Track seven, “One Word,” was born in the deep realms of space in a
galaxy that contains life-forms unlike any found on Earth. Beginning with
Cobham’s skintight inside-out snare solo, the band frantically careens through
the very narrowest of channels like a bobsled race without brakes. They
miraculously arrive unharmed and safe with the rescue effort of Laird’s solo,
only to mutter and fuss behind his melodic tumbling notes.
However,
it’s too easy to be safe, and in a three-way argument of “my opinion, and
yours-be-damned,” McLaughlin, Hammer, and Goodman take turns venting their
thoughts and gestures like a three-headed alien being with dramatic, flamboyant
phrases. The climax of the tension is reached as each man/creature tries
to shout down his colleague with overlapping statements that sound like a
marriage counselor’s nightmare day in the office, and Cobham steps up to clear
the brawl.
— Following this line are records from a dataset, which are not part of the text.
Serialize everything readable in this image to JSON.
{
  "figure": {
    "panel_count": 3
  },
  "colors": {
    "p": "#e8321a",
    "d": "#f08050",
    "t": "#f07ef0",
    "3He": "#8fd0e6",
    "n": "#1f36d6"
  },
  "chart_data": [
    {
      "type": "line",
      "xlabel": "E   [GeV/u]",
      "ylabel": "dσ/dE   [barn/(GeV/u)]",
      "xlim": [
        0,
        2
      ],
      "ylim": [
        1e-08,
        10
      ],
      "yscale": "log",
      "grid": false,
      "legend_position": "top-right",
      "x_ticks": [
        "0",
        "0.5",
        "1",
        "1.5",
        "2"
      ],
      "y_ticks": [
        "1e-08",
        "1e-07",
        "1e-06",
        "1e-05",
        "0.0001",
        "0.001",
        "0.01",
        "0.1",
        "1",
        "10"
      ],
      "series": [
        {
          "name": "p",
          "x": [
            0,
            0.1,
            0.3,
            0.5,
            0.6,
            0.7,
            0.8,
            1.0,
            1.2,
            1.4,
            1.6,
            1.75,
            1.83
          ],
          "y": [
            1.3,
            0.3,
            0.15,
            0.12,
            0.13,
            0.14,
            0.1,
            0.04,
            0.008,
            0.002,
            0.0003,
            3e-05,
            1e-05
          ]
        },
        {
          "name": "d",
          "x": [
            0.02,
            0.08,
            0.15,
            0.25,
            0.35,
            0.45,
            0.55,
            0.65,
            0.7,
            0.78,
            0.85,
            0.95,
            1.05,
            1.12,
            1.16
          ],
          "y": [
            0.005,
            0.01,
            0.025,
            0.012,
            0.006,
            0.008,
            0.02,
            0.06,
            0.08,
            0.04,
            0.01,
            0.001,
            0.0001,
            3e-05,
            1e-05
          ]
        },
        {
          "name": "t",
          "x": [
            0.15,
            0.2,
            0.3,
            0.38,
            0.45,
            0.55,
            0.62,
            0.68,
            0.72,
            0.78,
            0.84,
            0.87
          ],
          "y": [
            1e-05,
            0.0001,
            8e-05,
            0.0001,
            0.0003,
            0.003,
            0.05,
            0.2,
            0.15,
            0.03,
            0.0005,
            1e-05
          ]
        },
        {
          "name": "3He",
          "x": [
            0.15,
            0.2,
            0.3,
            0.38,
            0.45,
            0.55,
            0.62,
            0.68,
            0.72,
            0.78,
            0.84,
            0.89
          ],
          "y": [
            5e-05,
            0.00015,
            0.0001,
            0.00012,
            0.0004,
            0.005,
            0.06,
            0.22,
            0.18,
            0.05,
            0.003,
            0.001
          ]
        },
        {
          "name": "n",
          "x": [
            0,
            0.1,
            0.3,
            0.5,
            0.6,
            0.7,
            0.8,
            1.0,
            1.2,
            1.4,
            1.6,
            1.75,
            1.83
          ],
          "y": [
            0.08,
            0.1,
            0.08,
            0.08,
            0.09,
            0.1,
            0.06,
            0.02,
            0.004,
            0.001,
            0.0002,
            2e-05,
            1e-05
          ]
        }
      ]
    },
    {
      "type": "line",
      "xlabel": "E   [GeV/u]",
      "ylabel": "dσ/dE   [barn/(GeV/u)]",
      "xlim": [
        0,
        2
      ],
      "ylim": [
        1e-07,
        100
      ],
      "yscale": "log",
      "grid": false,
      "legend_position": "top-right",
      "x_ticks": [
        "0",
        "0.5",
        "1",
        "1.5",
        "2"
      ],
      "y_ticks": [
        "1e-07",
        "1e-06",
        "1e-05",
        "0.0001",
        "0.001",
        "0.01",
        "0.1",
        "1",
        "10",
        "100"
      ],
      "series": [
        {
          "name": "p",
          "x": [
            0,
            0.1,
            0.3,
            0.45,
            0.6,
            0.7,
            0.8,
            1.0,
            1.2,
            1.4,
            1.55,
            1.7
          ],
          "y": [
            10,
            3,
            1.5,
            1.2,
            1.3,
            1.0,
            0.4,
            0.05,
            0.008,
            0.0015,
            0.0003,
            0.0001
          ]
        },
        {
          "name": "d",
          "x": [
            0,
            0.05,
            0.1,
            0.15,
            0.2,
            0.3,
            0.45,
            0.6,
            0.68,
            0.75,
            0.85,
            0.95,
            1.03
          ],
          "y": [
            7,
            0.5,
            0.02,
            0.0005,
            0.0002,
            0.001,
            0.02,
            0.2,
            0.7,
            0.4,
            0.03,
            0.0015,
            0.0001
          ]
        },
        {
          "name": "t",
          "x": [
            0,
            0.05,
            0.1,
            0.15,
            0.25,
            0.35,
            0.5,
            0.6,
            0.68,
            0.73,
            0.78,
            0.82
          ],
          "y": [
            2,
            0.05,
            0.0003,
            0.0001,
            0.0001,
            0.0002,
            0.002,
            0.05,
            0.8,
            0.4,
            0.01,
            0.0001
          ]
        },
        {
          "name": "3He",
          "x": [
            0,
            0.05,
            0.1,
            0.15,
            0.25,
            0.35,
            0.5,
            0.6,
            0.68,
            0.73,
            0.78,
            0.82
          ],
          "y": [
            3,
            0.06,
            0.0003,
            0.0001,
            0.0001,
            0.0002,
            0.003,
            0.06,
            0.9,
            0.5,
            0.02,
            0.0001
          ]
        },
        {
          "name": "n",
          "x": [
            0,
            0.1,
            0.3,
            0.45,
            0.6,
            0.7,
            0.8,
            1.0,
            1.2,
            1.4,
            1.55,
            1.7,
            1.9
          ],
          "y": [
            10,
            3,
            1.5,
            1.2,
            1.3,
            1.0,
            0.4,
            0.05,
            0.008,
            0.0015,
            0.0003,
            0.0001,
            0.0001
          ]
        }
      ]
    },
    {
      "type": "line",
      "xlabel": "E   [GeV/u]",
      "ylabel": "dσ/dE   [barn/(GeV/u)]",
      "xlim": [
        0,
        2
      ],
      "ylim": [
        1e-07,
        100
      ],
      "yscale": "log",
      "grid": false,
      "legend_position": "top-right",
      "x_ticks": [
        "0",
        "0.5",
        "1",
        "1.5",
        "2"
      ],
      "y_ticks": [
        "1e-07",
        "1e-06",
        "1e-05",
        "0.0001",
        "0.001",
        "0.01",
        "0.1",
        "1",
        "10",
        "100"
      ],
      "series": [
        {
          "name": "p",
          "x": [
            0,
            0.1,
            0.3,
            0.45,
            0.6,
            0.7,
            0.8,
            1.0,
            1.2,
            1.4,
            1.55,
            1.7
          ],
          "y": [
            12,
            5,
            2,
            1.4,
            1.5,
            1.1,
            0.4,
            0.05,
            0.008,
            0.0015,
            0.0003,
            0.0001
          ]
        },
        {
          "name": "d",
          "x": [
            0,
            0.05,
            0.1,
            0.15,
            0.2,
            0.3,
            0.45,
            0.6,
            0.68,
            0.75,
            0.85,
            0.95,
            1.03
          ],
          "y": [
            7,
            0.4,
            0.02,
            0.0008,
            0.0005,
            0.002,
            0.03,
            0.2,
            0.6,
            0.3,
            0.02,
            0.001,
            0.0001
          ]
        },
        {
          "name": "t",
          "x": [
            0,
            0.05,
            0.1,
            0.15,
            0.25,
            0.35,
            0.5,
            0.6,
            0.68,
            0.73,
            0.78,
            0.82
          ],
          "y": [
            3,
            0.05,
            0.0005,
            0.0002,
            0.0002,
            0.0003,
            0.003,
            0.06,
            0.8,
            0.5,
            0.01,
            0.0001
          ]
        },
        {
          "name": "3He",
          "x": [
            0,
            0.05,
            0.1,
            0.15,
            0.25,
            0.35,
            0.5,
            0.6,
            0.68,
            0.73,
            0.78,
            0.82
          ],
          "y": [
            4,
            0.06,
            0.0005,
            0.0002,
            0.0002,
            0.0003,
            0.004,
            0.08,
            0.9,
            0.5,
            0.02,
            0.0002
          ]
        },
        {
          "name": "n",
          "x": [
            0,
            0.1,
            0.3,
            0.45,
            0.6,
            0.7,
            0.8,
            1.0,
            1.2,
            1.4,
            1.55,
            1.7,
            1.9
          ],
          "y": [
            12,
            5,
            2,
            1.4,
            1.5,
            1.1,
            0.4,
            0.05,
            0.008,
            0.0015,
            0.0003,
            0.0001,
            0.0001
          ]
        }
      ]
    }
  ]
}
A muscular drum solo follows as he rolls effortlessly back and forth
on his tom-toms, and the double bass drum pedals thump like a dangerous blood
pressure reading. A series of staccato notes signals that the band is ready to
snap its chains again and breaks into a final exhausting sort of cosmic orgasm.
Something is surely needed to calm down the fury, and it’s time to seek
“Sanctuary,” a song that must be a eulogy for the casualties of all this
turmoil. Hammer’s grief-stricken synthesizer solo weeps behind the wails of
dual violin-guitar lead, and there appears to be no light at the end of the
tunnel. However, this isn’t the case, as “Open Country Joy” (a song that Kottke did on Dreams and All That Stuff and the newly-reissued 1971-1976: Did You Hear
Me?) awakens like the first warm day of spring. Gliding violin and
12-string guitar preface the false ending, which bursts into full bloom behind
McLaughlin’s electric warbling, Hammer’s return calls, and Goodman’s ecstatic
freedom. Cobham unleashes a summer shower while the sun shines, then pulsates
away, switching to brushes while the others frolic and dance.
All
these adrenaline rushes have to find the time to regenerate, and “Resolution”
closes out as the band redoubles its intention and vigor with a “you haven’t
seen the last of me” conviction that is almost patriotic in its foundation. If
anything is needed, it’s a towel and a shower, as these five musical massage
therapists have just finished pummeling the daylights out of your mental
muscles.
Do
not, under any circumstances, give this CD to anyone who is under a doctor’s
supervision and requiring bed rest. On the other hand, if you need to paint the
entire house in one day (or build one) and don’t mind doing the job yourself,
the Mahavishnu Orchestra will gladly haul any gear or heavy construction
material you need with the pure power of sound at its best—and it could move a
mountain. I’ll bet they don’t require a ladder, either, because they know your
speakers will use anti-gravity to get the job done. Crank it up and watch!